Recuerdo aquella cena con especial cariño, sentía el cuerpo cansado y dolorido por el esfuerzo, pero comimos y bebimos bien, reímos mucho, a pesar de, o gracias a, las bromas e insinuaciones de carácter sexual que Luis me lanzaba. De nuevo era el gallito del corral, se mostraba divertidamente agresivo, y parecía descontar a Oriol como posible rival a la hora de cortejarme. Parecía tener muy clara la ubicación sexual de su primo. Demasiado clara.
Yo miraba a Oriol, estaba pendiente de sus comentarios, de su reacción a las tonterías de su primo, de su sonrisa que asomaba continuamente ora mirándome a mí o a Luis, de su risa, a veces ruidosa, que lucía bellos dientes. Era cierto que sus gestos se podían interpretar como amanerados en alguna ocasión, pero yo no podía evitar sentir en mi estómago algo muy especial cuando nuestras miradas se encontraban demorándose, sintiendo placer, al explorar los otros ojos.

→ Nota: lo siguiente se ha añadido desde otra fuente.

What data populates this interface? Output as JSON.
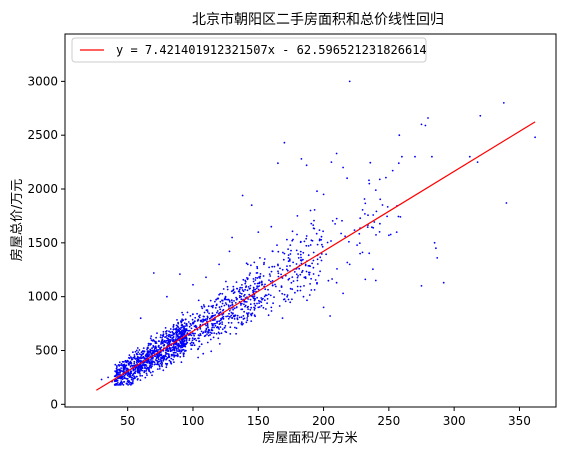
{
  "chart_data": {
    "type": "scatter",
    "title": "北京市朝阳区二手房面积和总价线性回归",
    "xlabel": "房屋面积/平方米",
    "ylabel": "房屋总价/万元",
    "xlim": [
      2,
      378
    ],
    "ylim": [
      -25,
      3440
    ],
    "x_ticks": [
      50,
      100,
      150,
      200,
      250,
      300,
      350
    ],
    "y_ticks": [
      0,
      500,
      1000,
      1500,
      2000,
      2500,
      3000
    ],
    "grid": false,
    "legend_position": "top-left",
    "colors": {
      "points": "#0000ff",
      "fit_line": "#ff0000"
    },
    "regression": {
      "label": "y = 7.421401912321507x - 62.596521231826614",
      "slope": 7.421401912321507,
      "intercept": -62.596521231826614,
      "x_range": [
        26,
        362
      ]
    },
    "scatter_series": {
      "name": "",
      "points": [
        [
          220,
          3000
        ],
        [
          338,
          2800
        ],
        [
          320,
          2680
        ],
        [
          280,
          2660
        ],
        [
          362,
          2480
        ],
        [
          275,
          2600
        ],
        [
          278,
          2590
        ],
        [
          258,
          2500
        ],
        [
          312,
          2300
        ],
        [
          318,
          2250
        ],
        [
          270,
          2300
        ],
        [
          283,
          2300
        ],
        [
          260,
          2300
        ],
        [
          206,
          2250
        ],
        [
          215,
          2200
        ],
        [
          210,
          2330
        ],
        [
          218,
          2100
        ],
        [
          235,
          2050
        ],
        [
          240,
          1990
        ],
        [
          238,
          1640
        ],
        [
          250,
          1570
        ],
        [
          256,
          1600
        ],
        [
          340,
          1870
        ],
        [
          285,
          1500
        ],
        [
          287,
          1360
        ],
        [
          286,
          1450
        ],
        [
          292,
          1130
        ],
        [
          275,
          1100
        ],
        [
          232,
          1160
        ],
        [
          240,
          1150
        ],
        [
          210,
          1130
        ],
        [
          220,
          1300
        ],
        [
          215,
          1030
        ],
        [
          228,
          1400
        ],
        [
          170,
          2430
        ],
        [
          165,
          2240
        ],
        [
          183,
          2280
        ],
        [
          187,
          2220
        ],
        [
          195,
          1980
        ],
        [
          200,
          1950
        ],
        [
          190,
          1800
        ],
        [
          180,
          1750
        ],
        [
          176,
          1520
        ],
        [
          170,
          1400
        ],
        [
          160,
          1650
        ],
        [
          145,
          1850
        ],
        [
          138,
          1940
        ],
        [
          150,
          1600
        ],
        [
          130,
          1550
        ],
        [
          128,
          1420
        ],
        [
          120,
          1300
        ],
        [
          110,
          1180
        ],
        [
          100,
          1110
        ],
        [
          90,
          1210
        ],
        [
          70,
          1220
        ],
        [
          80,
          1000
        ],
        [
          60,
          800
        ],
        [
          75,
          520
        ],
        [
          55,
          380
        ],
        [
          45,
          310
        ],
        [
          35,
          250
        ],
        [
          100,
          760
        ],
        [
          110,
          680
        ],
        [
          118,
          920
        ],
        [
          125,
          1000
        ],
        [
          135,
          1050
        ],
        [
          140,
          1150
        ],
        [
          142,
          1300
        ],
        [
          155,
          1350
        ],
        [
          165,
          1300
        ],
        [
          178,
          1230
        ],
        [
          180,
          1150
        ],
        [
          185,
          1100
        ],
        [
          195,
          1120
        ],
        [
          200,
          900
        ],
        [
          205,
          820
        ],
        [
          150,
          900
        ],
        [
          160,
          900
        ],
        [
          130,
          800
        ],
        [
          120,
          700
        ],
        [
          95,
          620
        ],
        [
          85,
          590
        ],
        [
          65,
          470
        ],
        [
          58,
          420
        ],
        [
          48,
          360
        ],
        [
          42,
          290
        ],
        [
          38,
          210
        ],
        [
          30,
          230
        ]
      ]
    }
  }
}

Decidimos dar un paseo antes de acostarnos y Luis dijo que tenía que subir un momento a su habitación.
Me encontré andando con Oriol hacia la puerta y crucé resuelta el umbral, excusando mi mala conciencia por no esperar a nuestro compañero con un:
– La isla es pequeña, ya nos encontrará.
CUARENTA Y DOS
Anduvimos hasta la muralla norte paseando por callejuelas con muros que ocultaban jardines recónditos de los que huían saltando sus tapias buganvillas y olorosos jazmines, que el alumbrado público mostraba con colores malvas, canelas y blanco sobre verde. Los diegos de noche se abrían en la plazoleta de la iglesia y una palmera recortaba su perfil exótico contra un cielo estrellado. Era una noche cálida de principios de julio y la isla, una vez los turistas la abandonaron en el último de los barcos, se mostraba íntima, local, recoleta.
Cogí a Oriol de la mano mientras mi corazón batía excitado, por mi propio atrevimiento y por el placer de sentir la mía rodeada por la suya, grande, cálida. En silencio, anduvimos hasta la ronda de la cima del muro.